From the project plan: “We intend to implement a block that teachers can add to their Moodle course that will provide them with a quick graphical snapshot of which students are at risk.” (Dr Phillip Dawson)
Currently the plugin has three indicators: – Forum activity – Login activity – Assessment activity
Engagement Analytics Plugin – MoodleDocs
This immediately turned up some interesting insights with teachers able to observe the “lurker” phenomenon: students that regularly logged in, would go to (and presumably read) class forums, but rarely, if ever, post. This would become very obvious from a quick scan of the engagement analytics and aid the teacher in prompting those students with a “next step” activity to move from reading to contributing.
Another insight this revealed was that many students who rarely contributed to class discussion, were over very active and ‘vocal’ on forums – a place where they could think through their answer first in detail, and then draft and post an asynchronous response. It highlighted that whilst some students felt uncomfortable or perhaps less confident in ‘real time’ back and forth discussion typical in many classrooms, they were more than capable of contributing excellent answers in a classroom forum activity.

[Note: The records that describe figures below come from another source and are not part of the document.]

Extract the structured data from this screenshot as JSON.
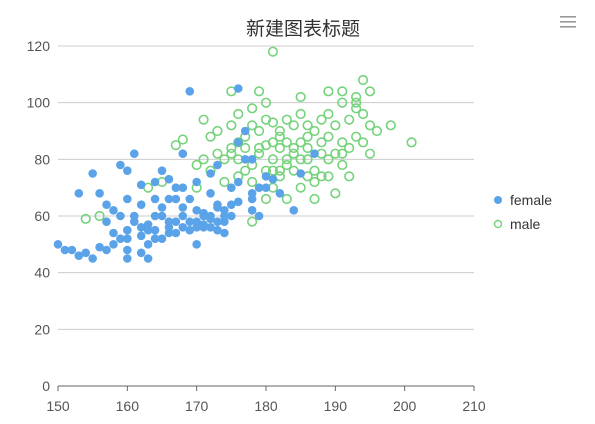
{
  "colors": {
    "female": "#5ba3e8",
    "male": "#76d37c",
    "grid": "#cccccc",
    "axis": "#666666",
    "menu_icon": "#999999"
  },
  "toolbar": {
    "menu_icon": "hamburger-menu-icon"
  },
  "chart_data": {
    "type": "scatter",
    "title": "新建图表标题",
    "xlabel": "",
    "ylabel": "",
    "xlim": [
      150,
      210
    ],
    "ylim": [
      0,
      120
    ],
    "x_ticks": [
      150,
      160,
      170,
      180,
      190,
      200,
      210
    ],
    "y_ticks": [
      0,
      20,
      40,
      60,
      80,
      100,
      120
    ],
    "grid": "horizontal",
    "legend_position": "right",
    "series": [
      {
        "name": "female",
        "marker": "filled-circle",
        "points": [
          [
            150,
            50
          ],
          [
            151,
            48
          ],
          [
            152,
            48
          ],
          [
            153,
            46
          ],
          [
            154,
            47
          ],
          [
            155,
            45
          ],
          [
            156,
            49
          ],
          [
            157,
            48
          ],
          [
            153,
            68
          ],
          [
            155,
            75
          ],
          [
            156,
            68
          ],
          [
            157,
            58
          ],
          [
            158,
            62
          ],
          [
            159,
            78
          ],
          [
            160,
            76
          ],
          [
            160,
            55
          ],
          [
            159,
            52
          ],
          [
            160,
            48
          ],
          [
            161,
            58
          ],
          [
            161,
            82
          ],
          [
            162,
            71
          ],
          [
            162,
            47
          ],
          [
            163,
            55
          ],
          [
            163,
            45
          ],
          [
            164,
            52
          ],
          [
            164,
            66
          ],
          [
            165,
            60
          ],
          [
            165,
            76
          ],
          [
            166,
            56
          ],
          [
            166,
            73
          ],
          [
            167,
            70
          ],
          [
            167,
            58
          ],
          [
            168,
            82
          ],
          [
            168,
            60
          ],
          [
            169,
            104
          ],
          [
            169,
            66
          ],
          [
            170,
            72
          ],
          [
            170,
            62
          ],
          [
            171,
            56
          ],
          [
            171,
            61
          ],
          [
            172,
            59
          ],
          [
            172,
            68
          ],
          [
            173,
            64
          ],
          [
            173,
            78
          ],
          [
            174,
            60
          ],
          [
            174,
            54
          ],
          [
            175,
            70
          ],
          [
            175,
            64
          ],
          [
            176,
            72
          ],
          [
            176,
            86
          ],
          [
            177,
            80
          ],
          [
            177,
            90
          ],
          [
            178,
            66
          ],
          [
            178,
            62
          ],
          [
            179,
            60
          ],
          [
            180,
            70
          ],
          [
            180,
            74
          ],
          [
            181,
            73
          ],
          [
            182,
            68
          ],
          [
            184,
            62
          ],
          [
            185,
            75
          ],
          [
            187,
            82
          ],
          [
            157,
            64
          ],
          [
            158,
            54
          ],
          [
            159,
            60
          ],
          [
            160,
            66
          ],
          [
            161,
            60
          ],
          [
            162,
            56
          ],
          [
            163,
            57
          ],
          [
            164,
            60
          ],
          [
            165,
            63
          ],
          [
            166,
            58
          ],
          [
            167,
            66
          ],
          [
            168,
            63
          ],
          [
            169,
            58
          ],
          [
            170,
            56
          ],
          [
            171,
            60
          ],
          [
            172,
            56
          ],
          [
            173,
            55
          ],
          [
            174,
            58
          ],
          [
            158,
            50
          ],
          [
            160,
            52
          ],
          [
            162,
            53
          ],
          [
            164,
            55
          ],
          [
            166,
            54
          ],
          [
            168,
            56
          ],
          [
            170,
            58
          ],
          [
            172,
            60
          ],
          [
            174,
            62
          ],
          [
            176,
            65
          ],
          [
            178,
            68
          ],
          [
            160,
            45
          ],
          [
            163,
            50
          ],
          [
            165,
            52
          ],
          [
            167,
            54
          ],
          [
            169,
            55
          ],
          [
            171,
            57
          ],
          [
            173,
            58
          ],
          [
            175,
            60
          ],
          [
            170,
            50
          ],
          [
            168,
            70
          ],
          [
            166,
            66
          ],
          [
            176,
            105
          ],
          [
            173,
            63
          ],
          [
            172,
            75
          ],
          [
            178,
            80
          ],
          [
            162,
            64
          ],
          [
            164,
            72
          ],
          [
            179,
            70
          ]
        ]
      },
      {
        "name": "male",
        "marker": "hollow-circle",
        "points": [
          [
            154,
            59
          ],
          [
            156,
            60
          ],
          [
            163,
            70
          ],
          [
            165,
            72
          ],
          [
            167,
            85
          ],
          [
            168,
            87
          ],
          [
            170,
            78
          ],
          [
            171,
            80
          ],
          [
            172,
            76
          ],
          [
            173,
            82
          ],
          [
            174,
            80
          ],
          [
            175,
            92
          ],
          [
            175,
            82
          ],
          [
            176,
            96
          ],
          [
            176,
            86
          ],
          [
            177,
            84
          ],
          [
            177,
            88
          ],
          [
            178,
            72
          ],
          [
            178,
            78
          ],
          [
            178,
            98
          ],
          [
            179,
            104
          ],
          [
            179,
            82
          ],
          [
            180,
            85
          ],
          [
            180,
            76
          ],
          [
            180,
            94
          ],
          [
            181,
            80
          ],
          [
            181,
            93
          ],
          [
            181,
            70
          ],
          [
            182,
            84
          ],
          [
            182,
            90
          ],
          [
            182,
            74
          ],
          [
            183,
            86
          ],
          [
            183,
            78
          ],
          [
            184,
            82
          ],
          [
            184,
            92
          ],
          [
            185,
            80
          ],
          [
            185,
            70
          ],
          [
            185,
            86
          ],
          [
            186,
            74
          ],
          [
            186,
            88
          ],
          [
            186,
            80
          ],
          [
            187,
            90
          ],
          [
            187,
            76
          ],
          [
            187,
            66
          ],
          [
            188,
            94
          ],
          [
            188,
            86
          ],
          [
            188,
            74
          ],
          [
            189,
            80
          ],
          [
            189,
            96
          ],
          [
            189,
            88
          ],
          [
            190,
            82
          ],
          [
            190,
            92
          ],
          [
            190,
            68
          ],
          [
            191,
            86
          ],
          [
            191,
            100
          ],
          [
            191,
            78
          ],
          [
            192,
            94
          ],
          [
            192,
            84
          ],
          [
            192,
            74
          ],
          [
            193,
            98
          ],
          [
            193,
            88
          ],
          [
            193,
            102
          ],
          [
            194,
            108
          ],
          [
            194,
            96
          ],
          [
            194,
            86
          ],
          [
            195,
            92
          ],
          [
            195,
            82
          ],
          [
            196,
            90
          ],
          [
            198,
            92
          ],
          [
            201,
            86
          ],
          [
            181,
            118
          ],
          [
            189,
            104
          ],
          [
            191,
            82
          ],
          [
            183,
            66
          ],
          [
            180,
            100
          ],
          [
            182,
            88
          ],
          [
            184,
            84
          ],
          [
            186,
            92
          ],
          [
            188,
            82
          ],
          [
            176,
            80
          ],
          [
            174,
            72
          ],
          [
            172,
            88
          ],
          [
            170,
            70
          ],
          [
            175,
            84
          ],
          [
            177,
            76
          ],
          [
            179,
            90
          ],
          [
            181,
            86
          ],
          [
            183,
            94
          ],
          [
            185,
            96
          ],
          [
            187,
            72
          ],
          [
            189,
            74
          ],
          [
            185,
            102
          ],
          [
            178,
            92
          ],
          [
            176,
            74
          ],
          [
            180,
            66
          ],
          [
            182,
            76
          ],
          [
            184,
            76
          ],
          [
            186,
            84
          ],
          [
            179,
            84
          ],
          [
            181,
            76
          ],
          [
            183,
            80
          ],
          [
            171,
            94
          ],
          [
            173,
            90
          ],
          [
            178,
            58
          ],
          [
            175,
            104
          ],
          [
            193,
            100
          ],
          [
            191,
            104
          ],
          [
            195,
            104
          ]
        ]
      }
    ]
  }
}
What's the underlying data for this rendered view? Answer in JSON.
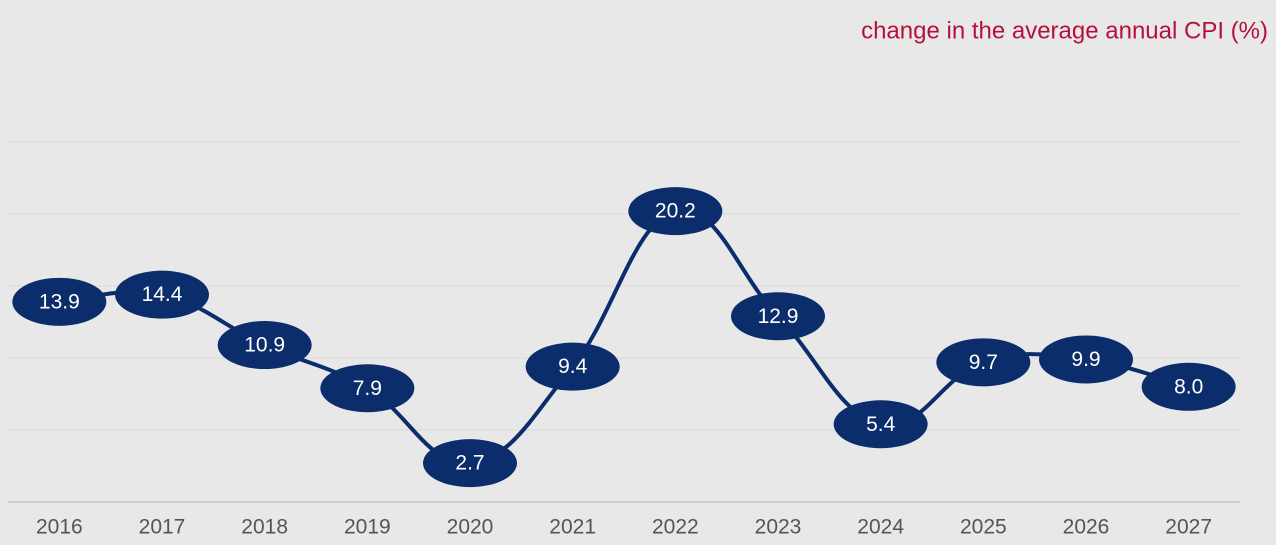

Updates to Microsoft Teams Insights App
Insights were added to Microsoft Teams for Education over a year ago and during the COVID19 Pandemic, provided a valuable touchpoint for teachers on what and how students were engaging with during distance learning. If you’re new to Insights then this support article is critical as a starting point as it shows how to add the app to your Teams and get started.
It was really great to see that last week the Insights team released a blog post showing that there are 6 new ways you can track student engagement in your classes. As always, I encourage you to read the original blog post in full here, but if you’re in a rush, see below for the six new features:
- See engagement across multiple classes
- Drill down to specific activity within a class
- Get spotlights of student behavior and individual habits
- See overall student activity (or inactivity) on Teams
- Drill down to see synchronous class behavior (aka Teams meeting behavior)
- Get quick access to class grades and grade distributions
The big shift here with Insights is the ability to get greater information around outliers e.g. immediate identification of students that have been absent from online class meetings, and even “habits” – i.e. alerting you to which students have been working on assignments very late at night, or very early in the morning.
Of the above features, it’s the first four that appeal to me the most:




My Thoughts
Insights are only as useful as the actions they generate.
I remember teaching a student History and Moodle Engagement Analytics revealed that he was mostly doing his homework submissions and forum posts after 1am. This insight prompted me to have a conversation with him which led to me learning he was working the late shift at Kentucky Fried Chicken to help pay the rent on the family home. This sparked a great discussion on how we could modify homework expectations for him so he could continue to support his family financially whilst still progressing his academic study.
When I look at these new Insights from the team I’m excited because it’s the perfect tool to assist teachers who we all know are time-poor. Leveraging high level dashboard overviews across all classes provides the starting point for a teacher with insights. In my experience, when a teacher starts getting useful data insights they become what I call “data curious” and love to dig deeper and ask more questions of the data. This can lead educational institutes down the pathway of creating bespoke data warehouse platforms for reporting, but with these new Insights with Teams, this will fill that need for many teachers with no customization required.